Here is the smallest Drennan Loafer, in the background (left) is the Red Wing Black Bird and (right) Thill Mini Shy Bite.

All the weight is up by the float.  The bait is allowed to swing freely in the current.  In a tiny stream, it’s impossible to float a bait too high.  Trout will see it anywhere, from the bottom right up to the surface.  No need to put weight by the hook.  And, we used the same two hooks all day long this day—never snagging up, which can spook the entire pool.

The greatest advantages of using tiny floats for small-stream trout: Trout always bite down on a live bait first.  The moment they bite, the float goes under.  If you set immediately, the hook is always in the mouth—not the gullet or stomach.  You can safely release every trout, all day long.

The float keeps the hook in their mouth by resisting, keeping the line tight.

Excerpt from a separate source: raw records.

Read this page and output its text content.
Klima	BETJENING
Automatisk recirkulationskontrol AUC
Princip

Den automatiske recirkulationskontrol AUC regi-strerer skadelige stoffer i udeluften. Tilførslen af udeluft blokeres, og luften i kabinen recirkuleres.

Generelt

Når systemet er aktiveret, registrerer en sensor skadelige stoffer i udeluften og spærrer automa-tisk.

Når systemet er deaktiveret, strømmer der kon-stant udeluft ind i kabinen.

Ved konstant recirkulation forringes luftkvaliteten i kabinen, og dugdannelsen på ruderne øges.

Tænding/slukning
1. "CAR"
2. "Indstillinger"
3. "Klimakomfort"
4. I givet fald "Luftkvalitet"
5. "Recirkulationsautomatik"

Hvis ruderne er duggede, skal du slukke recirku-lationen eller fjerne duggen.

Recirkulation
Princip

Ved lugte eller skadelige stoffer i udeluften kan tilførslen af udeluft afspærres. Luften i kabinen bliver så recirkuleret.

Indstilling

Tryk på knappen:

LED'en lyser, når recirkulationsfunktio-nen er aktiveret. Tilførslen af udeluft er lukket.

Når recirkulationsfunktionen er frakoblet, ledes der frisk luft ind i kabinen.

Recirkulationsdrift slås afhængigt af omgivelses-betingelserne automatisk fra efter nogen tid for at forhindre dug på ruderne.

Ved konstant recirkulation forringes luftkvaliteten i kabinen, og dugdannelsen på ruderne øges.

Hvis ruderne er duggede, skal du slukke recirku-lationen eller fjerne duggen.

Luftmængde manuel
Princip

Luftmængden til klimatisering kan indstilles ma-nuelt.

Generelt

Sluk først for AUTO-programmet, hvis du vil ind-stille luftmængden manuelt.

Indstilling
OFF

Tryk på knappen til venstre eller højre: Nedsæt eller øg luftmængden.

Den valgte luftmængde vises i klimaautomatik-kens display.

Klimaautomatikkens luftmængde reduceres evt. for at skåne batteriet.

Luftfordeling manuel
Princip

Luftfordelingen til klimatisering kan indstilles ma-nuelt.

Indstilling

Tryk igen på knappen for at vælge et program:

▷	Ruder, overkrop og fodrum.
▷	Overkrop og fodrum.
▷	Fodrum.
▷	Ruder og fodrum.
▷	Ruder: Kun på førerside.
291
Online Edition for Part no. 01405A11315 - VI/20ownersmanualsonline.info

Floats keep the bait off bottom most of the time, avoiding snags, leaves and detritus that foul the hook.
And, most important of all, tiny floats allow you to drift a bait way downstream, well beyond the “spook zones” all around you and your partner.

As it drifts, time stands still.
The forest whispers.
The stream burbles.
The birds sing.

When the float darts under, it leaves no doubt as to why.  Most of the trout are under 10 inches long, some coming from drifts only 6 inches deep under broken water (another advantage of having no weight near the hook).  Though this stream has produced browns in the 7-pound range, our biggest this day will be a brook trout only a foot long.  But the sides are adorned with sparkling gems of blue and red that quickly disappear as the trout darts from my hand back to the relative security under a rippling surface.  High above the tree tops wave in a wind that never reaches the valley floor where the stream makes its way through emerald alleys to a lake far below.